Puis je reviens à ma position initiale, mon visage lui servant à nouveau de repose-pieds. J'adore ça, la boire, et elle ne donne très souvent ce plaisir. D'autant que j'ai lu que l'urine ne présente aucun danger pour la santé.
Je n'ai pas toujours eté aussi demandeur de ce nectar, je me souviens la premiere fois, où elle voulu me pisser dessus, encore mal dans ma peau, je refusais cette ofrande, me rebellai à son autorité, sa réaction ne s'était pas faite attendre, elle est venue vers moi très en colère et m'a fait mettre à genous me disant que c'était sa volonté et que je n'avais pas de réflexion à faire, elle me gratifia d'une paire de gifles cuisante puis me glissa l'entonnoire de force dans la bouche et tout en me maintenant le visage entre ses cuisses elle m'offrit son jus, et là se fut pour moi une révelation, l'extase, ce parfum ambré, puissant, cette chaleur qui m'emplissait.
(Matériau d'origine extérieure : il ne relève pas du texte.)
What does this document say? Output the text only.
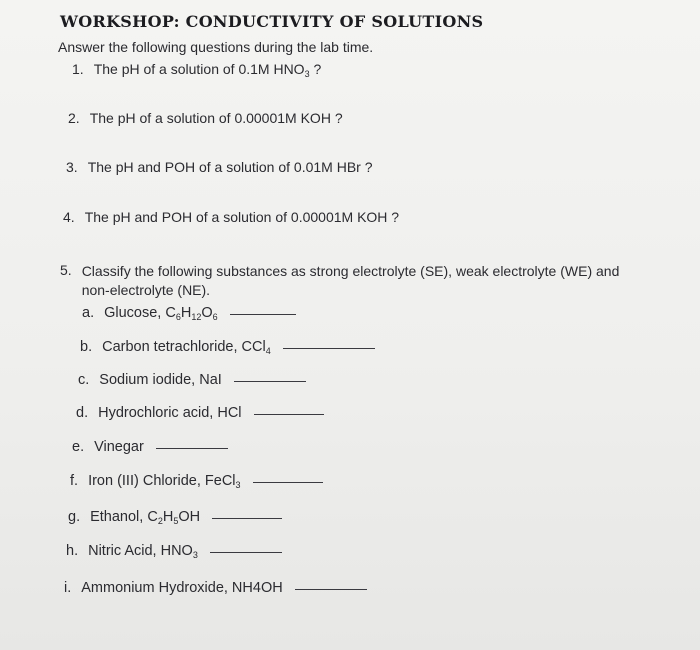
WORKSHOP: CONDUCTIVITY OF SOLUTIONS
Answer the following questions during the lab time.
1. The pH of a solution of 0.1M $HNO_3$ ?
2. The pH of a solution of 0.00001M KOH ?
3. The pH and POH of a solution of 0.01M HBr ?
4. The pH and POH of a solution of 0.00001M KOH ?
5. Classify the following substances as strong electrolyte (SE), weak electrolyte (WE) and non-electrolyte (NE).
a. Glucose, $C_6H_{12}O_6$
b. Carbon tetrachloride, CCl$_4$
c. Sodium iodide, NaI
d. Hydrochloric acid, HCl
e. Vinegar
f. Iron (III) Chloride, FeCl$_3$
g. Ethanol, $C_2H_5OH$
h. Nitric Acid, $HNO_3$
i. Ammonium Hydroxide, NH4OH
Je sentais naître une érection, et en meme temps une vive douleur, maitresse a toujours particulierement affectionner le bondage, et avais comme à son habitude soigné attentivement les noeuds qui entravait mon sexe et mes testicules, cette sensation grisante de braver l'interdit, de lui apartenir corps et ame, mélées à cette chaleur, et cette pression sur ma queue gonflée, j' ai jouis comme rarement ce jour-là, meme si elle ne m'avait pas autorisé à jouir, elle ne m'avait puni pour ma faute, heureux j'avais sentit la fierté dans ses yeux, fière de moi, je l'aime.